You could use a capturing group with a negated character class [^ If you want to match 1 or more digits you could use [0-9]+

\([0-9]\)\s+([^.!?]+[.!?])

• \([0-9]\) Match a digit between parenthesis
• \s+ Match 1+ whitespace chars
• ( Capture group 1
  • [^.!?]+[.!?] Match 1+ times any char other than ., !,?. Then match one of them.
• ) Close group

Regex demo | Python demo

For example

import re

regex = r"\([0-9]\)\s+([^.!?]+[.!?])"
test_str = "(1) This is my first sentence, it has to be captured. This is my second sentence."

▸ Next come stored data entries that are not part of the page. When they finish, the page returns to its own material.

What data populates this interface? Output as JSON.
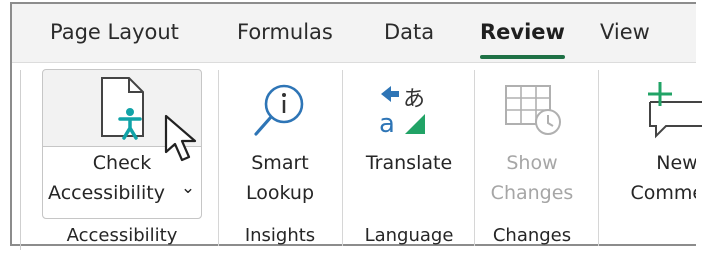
{
  "tabs": [
    {
      "label": "Page Layout",
      "active": false
    },
    {
      "label": "Formulas",
      "active": false
    },
    {
      "label": "Data",
      "active": false
    },
    {
      "label": "Review",
      "active": true
    },
    {
      "label": "View",
      "active": false
    }
  ],
  "buttons": {
    "check_accessibility": {
      "line1": "Check",
      "line2": "Accessibility",
      "dropdown": "⌄"
    },
    "smart_lookup": {
      "line1": "Smart",
      "line2": "Lookup"
    },
    "translate": {
      "line1": "Translate"
    },
    "show_changes": {
      "line1": "Show",
      "line2": "Changes",
      "enabled": false
    },
    "new_comment": {
      "line1": "New",
      "line2": "Comment"
    }
  },
  "groups": {
    "accessibility": "Accessibility",
    "insights": "Insights",
    "language": "Language",
    "changes": "Changes"
  },
  "icons": {
    "check_accessibility": "document-accessibility-icon",
    "smart_lookup": "lookup-magnifier-icon",
    "translate": "translate-icon",
    "show_changes": "show-changes-icon",
    "new_comment": "new-comment-icon",
    "cursor": "mouse-pointer-icon"
  },
  "colors": {
    "accent": "#1e7145",
    "icon_blue": "#2e75b6",
    "icon_teal": "#11a3a8",
    "icon_green": "#21a366",
    "disabled": "#a6a6a6"
  }
}
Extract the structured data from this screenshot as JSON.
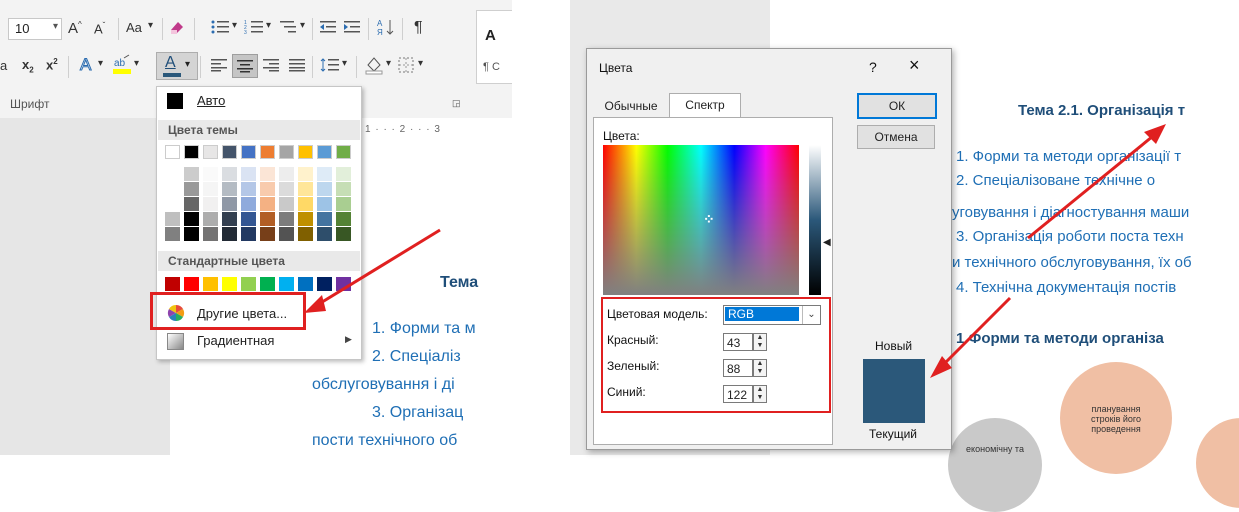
{
  "left_panel": {
    "font_size_value": "10",
    "aa_label": "Aa",
    "group_label": "Шрифт",
    "ruler_text": "1 · · · 2 · · · 3",
    "doc": {
      "heading_fragment": "Тема",
      "item1": "1. Форми та м",
      "item2": "2.   Спеціаліз",
      "item2_cont": "обслуговування і ді",
      "item3": "3. Організац",
      "item3_cont": "пости технічного об"
    },
    "dropdown": {
      "auto_label": "Авто",
      "theme_header": "Цвета темы",
      "standard_header": "Стандартные цвета",
      "other_colors_label": "Другие цвета...",
      "gradient_label": "Градиентная",
      "theme_colors": [
        "#ffffff",
        "#000000",
        "#e7e6e6",
        "#44546a",
        "#4472c4",
        "#ed7d31",
        "#a5a5a5",
        "#ffc000",
        "#5b9bd5",
        "#70ad47"
      ],
      "standard_colors": [
        "#c00000",
        "#ff0000",
        "#ffc000",
        "#ffff00",
        "#92d050",
        "#00b050",
        "#00b0f0",
        "#0070c0",
        "#002060",
        "#7030a0"
      ]
    }
  },
  "color_dialog": {
    "title": "Цвета",
    "help_icon": "?",
    "close_icon": "×",
    "tab_standard": "Обычные",
    "tab_custom": "Спектр",
    "colors_label": "Цвета:",
    "ok_label": "ОК",
    "cancel_label": "Отмена",
    "color_model_label": "Цветовая модель:",
    "color_model_value": "RGB",
    "red_label": "Красный:",
    "red_value": "43",
    "green_label": "Зеленый:",
    "green_value": "88",
    "blue_label": "Синий:",
    "blue_value": "122",
    "new_label": "Новый",
    "current_label": "Текущий",
    "preview_color": "#2b587a"
  },
  "right_doc": {
    "title": "Тема 2.1. Організація т",
    "line1": "1. Форми та методи організації т",
    "line2": "2.  Спеціалізоване  технічне  о",
    "line3": "уговування і діагностування маши",
    "line4": "3. Організація роботи поста техн",
    "line5": "и технічного обслуговування, їх об",
    "line6": "4. Технічна документація постів",
    "heading": "1  Форми та методи організа",
    "bubble1": "планування строків його проведення",
    "bubble2": "економічну та"
  }
}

print(re.findall(regex, test_str))

Output

['This is my first sentence, it has to be captured.']

---

If you want to match the other sentences as well and be able to differentiate between the first sentence and the others, you might use an alternation with another capturing group

(?:\([0-9]\)\s+([^.!?]+[.!?])|([A-Z].*?\.)(?: |$))

Regex demo

Answer 2

You have multiple options to do this. The first one is lookbehind. You should replace ':' with '<='. Unfortuantely it does not support variable length patterns. So just one space allowed

ss='(1) This is my first sentence, it has to be captured. This is my second sentence.'

re.search(r'(?<=\([0-9]\)\s).*?[.!?]', ss).group(0)

Output:

'This is my first sentence, it has to be captured.'

You can also search for a group:

re.search(r'\([0-9]\)\s+(.*?[.!?])', ss).group(1)

Output:

'This is my first sentence, it has to be captured.'

It allows variable length patterns

Both options with minimum modifications of your original pattern.

Answer 3

You can use your existing regex, just placing a group around the sentence part (.*?[.!?]) and getting group 1 from the output of re.match:

import re

para = '(1) This is my first sentence, it has to be captured. This is my second sentence.'
print(re.search(r'\([0-9]\)\s+(.*?[.!?])', para).group(1))

Output:

This is my first sentence, it has to be captured.